Although Jones says it makes sense to maintain the dynamism of the M&G fund, he believes weakening the portfolio would eventually dent investors’ confidence. “The weighting to different sectors has shifted around over the life of the fund according to where we’ve seen value. The profile of the fund will look very different into five or 10 years time than it does now, but we’re quite particular about what we’ll invest in because it’s a long-term, open-ended fund,” he says. “If you start to dilute the quality of assets, your investors will start heading for the exit because you won’t be delivering what you promised to deliver.”

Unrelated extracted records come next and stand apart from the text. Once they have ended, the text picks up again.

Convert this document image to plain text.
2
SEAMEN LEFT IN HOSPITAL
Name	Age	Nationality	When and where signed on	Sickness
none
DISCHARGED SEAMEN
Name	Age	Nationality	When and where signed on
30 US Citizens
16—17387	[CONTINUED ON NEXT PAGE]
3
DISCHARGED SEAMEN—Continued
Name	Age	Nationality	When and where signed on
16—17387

Third-generation long-lease funds ostensibly looking to match pension funds’ liabilities are now more likely to focus on capital value. Jones says the combination of income and capital growth is a potential differentiator for the M&G fund. “We’re of the mind that there is both capital and an income element to these investments,” he says. “Clearly, income is important because it comprises, at least initially, a large proportion of the capital you’re paying for the investments. But ultimately if you can deliver that and at the same time acquire assets that have a stronger chance of delivering long-term capital value growth, then surely that’s a better outcome for investors.”

Jones adds that it has played very well with the fund’s investors (not least the two Dutch pension funds that see it as a pure real estate, rather than a fixed income investment) that it does not focus exclusively on the income stream. “If you try to deliver bond-like cash flows, it has an income stream and capital value. It shouldn’t be any different if you’re trying to deliver bond-like returns, he says.

Yet, there is some scepticism that investing in long-lease assets is the only or optimal way pension funds can meet their long-term liabilities. Investment advisory firm Cardano recently dismissed investor confidence in ground rents as ‘misguided’, because, although returns on them may be linked to inflation, inflation swaps perform the same function without tying up capital. Moreover, the size of the market – 0.02% of UK pension fund assets – is insufficient to justify interest from pension funds.

Jayasingha points out that secure-income strategies do not provide a short-term hedge but they do provide cash flows close to liabilities. Even if it can be viewed as a long-term cash-flow hedge, such strategies do not represent a balance-sheet hedge for pension funds.

Pension funds may be matching liabilities with long-lease strategies, but are they ending up with lower returns than they would generate through traditional real estate?

But long-lease assets may outperform in the long term in any case. Market rental growth has lagged inflation over the past 23 years. If the next 23 years prove to be more difficult than the last 23, it could be even more difficult for market rental growth to beat inflation.

“That could lead to outperformance for long-term inflation-linked assets,” says Jayasingha.
“For some clients, secure income forms part of their liability portfolio,” he adds. “
For others, it’s a better place to be than traditional real estate.”